Do not sell: More privacy control coming to browsers
Privacy-conscious internet surfers will soon have an additional weapon on their side.
You can’t see it working, but a special signal known as global privacy control tells every website you visit not to pass around your personal data behind your back.
Global privacy control is already tucked away in web browser Brave and browser add-on DuckDuckGo. Soon, the Firefox browser will be adding it. Chrome users, however, must continue to wait.
It’s a big deal because asking websites or apps not to share or sell your personal information involves hunting through company websites and submitting a “do not sell” request to each and every offender. If you live in California, you have some protection for your data under the California Consumer Privacy Act, and companies have to honor these requests. If you live elsewhere, you’re often out of luck. But tools like GPC lay the groundwork for easier management of personal data as more states consider passing data privacy legislation.
Firefox says it’s rolling out the global privacy control signal to its main product in the next two or three months, according to Chief Technology Officer Eric Rescorla. Firefox didn’t adopt the signal right away, instead waiting to see what sort of impact it would have to avoid making privacy promises that don’t hold water, Mr. Rescorla said. But the new privacy control has some teeth, its creators say, and it has the potential to make a real difference in your online privacy by opting you out of data sharing before it happens.
The move by Firefox comes after California Attorney General Rob Bonta made it clear in July that under the California privacy law, companies are expected to treat the signal as the same as any other do-not-sell
request from consumers. Mr. Bonta’s stance is significant as many companies have ignored the signal, making it a less-effective tool despite its reported 40 million users worldwide.
Enforcement is ongoing, a representative at Mr. Bonta’s office said, and companies are legally obligated to honor the signals sent by California consumers.
Growing pressure to get on board
Global privacy control is a browser setting that notifies businesses of your privacy preferences, such as whether you want your personal information to be sold or shared, by sending out a signal to each site you visit.

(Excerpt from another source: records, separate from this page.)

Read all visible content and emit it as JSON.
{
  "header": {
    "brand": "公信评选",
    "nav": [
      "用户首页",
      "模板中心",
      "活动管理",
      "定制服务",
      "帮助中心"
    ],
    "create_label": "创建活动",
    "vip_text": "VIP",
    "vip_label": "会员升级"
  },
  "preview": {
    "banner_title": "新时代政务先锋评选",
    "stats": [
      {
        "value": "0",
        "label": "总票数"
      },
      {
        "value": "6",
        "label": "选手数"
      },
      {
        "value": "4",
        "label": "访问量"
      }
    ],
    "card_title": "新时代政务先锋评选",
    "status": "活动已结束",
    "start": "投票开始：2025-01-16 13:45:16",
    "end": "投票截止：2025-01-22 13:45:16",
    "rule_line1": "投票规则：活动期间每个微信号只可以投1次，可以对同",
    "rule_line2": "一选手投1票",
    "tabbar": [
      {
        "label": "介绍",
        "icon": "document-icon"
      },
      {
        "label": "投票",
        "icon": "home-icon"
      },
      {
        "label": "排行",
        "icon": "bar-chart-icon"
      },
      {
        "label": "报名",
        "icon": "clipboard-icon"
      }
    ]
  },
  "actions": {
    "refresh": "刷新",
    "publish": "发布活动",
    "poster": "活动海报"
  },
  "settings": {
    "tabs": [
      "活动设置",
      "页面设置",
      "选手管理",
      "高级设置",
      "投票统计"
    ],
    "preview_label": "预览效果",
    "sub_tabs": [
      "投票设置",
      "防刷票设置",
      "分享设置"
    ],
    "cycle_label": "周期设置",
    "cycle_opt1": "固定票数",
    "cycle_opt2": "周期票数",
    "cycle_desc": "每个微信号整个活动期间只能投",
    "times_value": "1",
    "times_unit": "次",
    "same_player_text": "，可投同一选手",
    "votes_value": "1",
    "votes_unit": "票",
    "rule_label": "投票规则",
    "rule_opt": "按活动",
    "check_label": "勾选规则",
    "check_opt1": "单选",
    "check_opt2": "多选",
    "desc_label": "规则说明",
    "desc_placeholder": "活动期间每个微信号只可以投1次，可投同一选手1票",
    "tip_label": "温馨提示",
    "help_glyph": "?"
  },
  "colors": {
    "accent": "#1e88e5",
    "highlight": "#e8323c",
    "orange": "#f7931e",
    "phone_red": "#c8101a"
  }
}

GPC is a collaborative effort by privacy-focused organizations and advocates, including the Electronic Frontier Foundation and Consumer Reports, and is a successor to the ill- fated “Do Not Track” signal — you may remember when it popped up in browsers in the 2010s, then fizzled when companies failed to honor it. But global privacy control has the law on its side — at least in California.

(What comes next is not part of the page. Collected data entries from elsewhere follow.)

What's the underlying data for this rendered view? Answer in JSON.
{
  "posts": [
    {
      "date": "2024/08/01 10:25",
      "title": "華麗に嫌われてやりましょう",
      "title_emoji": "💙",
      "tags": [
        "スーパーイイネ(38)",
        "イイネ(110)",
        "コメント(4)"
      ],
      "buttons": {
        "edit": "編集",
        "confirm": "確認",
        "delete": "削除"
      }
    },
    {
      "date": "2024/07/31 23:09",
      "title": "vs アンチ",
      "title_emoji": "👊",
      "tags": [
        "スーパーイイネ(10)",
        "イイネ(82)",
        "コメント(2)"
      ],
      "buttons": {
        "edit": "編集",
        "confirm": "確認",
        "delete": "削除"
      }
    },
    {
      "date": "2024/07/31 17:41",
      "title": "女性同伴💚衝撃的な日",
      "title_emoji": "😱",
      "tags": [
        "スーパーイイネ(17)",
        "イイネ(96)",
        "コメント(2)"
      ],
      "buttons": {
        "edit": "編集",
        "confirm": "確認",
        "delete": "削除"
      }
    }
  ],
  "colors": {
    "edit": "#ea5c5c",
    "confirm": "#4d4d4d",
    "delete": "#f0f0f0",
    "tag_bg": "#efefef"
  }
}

The CCPA allows California residents to outsource “do not sell” and other data requests to someone communicating with companies on their behalf, or an authorized agent. That authorized agent doesn’t have to be a person — it can also be a piece of technology. That’s where GPC comes in.
Widespread interest in data privacy has surged in recent years as shady corporate data practices come to light. Companies take your data and sell it, or “share” it in exchange for services, says Don Marti, vice president of ecosystem innovations at CafeMedia, an ad management company and early supporter of GPC.
“Back in the day people used to say, ‘Oh, I ordered something out of one catalogue and then I started getting 50 catalogues,’ ” Mr. Marti said. The same is true today when you order something from a website, he explained: Soon, dozens of other companies may have their hands on your data.
The type of data sharing that GPC addresses goes beyond the web, Mr. Marti said, so it should help cut down on junk mail, calls and faxes. It also theoretically stops big data companies like Facebook and Google from taking data gathered from one site and using it elsewhere, according to Jason Kint, CEO of Digital Content Next, a trade organization for digital content creators including The Washington Post that’s contributing to the development of GPC.
This isn’t to say that GPC is the privacy solution to rule them all, Firefox’s Mr. Rescorla said. The tool doesn’t prevent data sharing with official business partners providing services like fraud detection or site analytics. And right now, Californians are the only ones in the United States with assurance that GPC counts as an official opt-out request under their state’s privacy law. To find out whether a specific website honors GPC, you can type its web address into this search tool.
Whether Virginia and Colorado, the only other states that have passed comprehensive privacy legislation, make companies honor GPC remains to be seen. But signs that California officials will enforce GPC bodes well for the tool’s efficacy.
Mr. Kint said it’s “inevitable” that big- name browsers like Google’s Chrome will face pressure to get on board as well. Chrome, which has not implemented GPC, is by far the most popular browser with 66.7% of worldwide desktop traffic in the first quarter of 2021 compared to Firefox’s 8.1%.
“[Chrome] is the market leader and it’s owned by a company that makes most of its money off surveillance, targeting and tracking users, and collecting as much data as possible,” Mr. Kint said. “The browser itself is a user agent, it’s supposed to work for the user. This should be a no-brainer.”
A Google spokeswoman said the company is “following the developments” of GPC but stopped short of saying whether it would add the feature.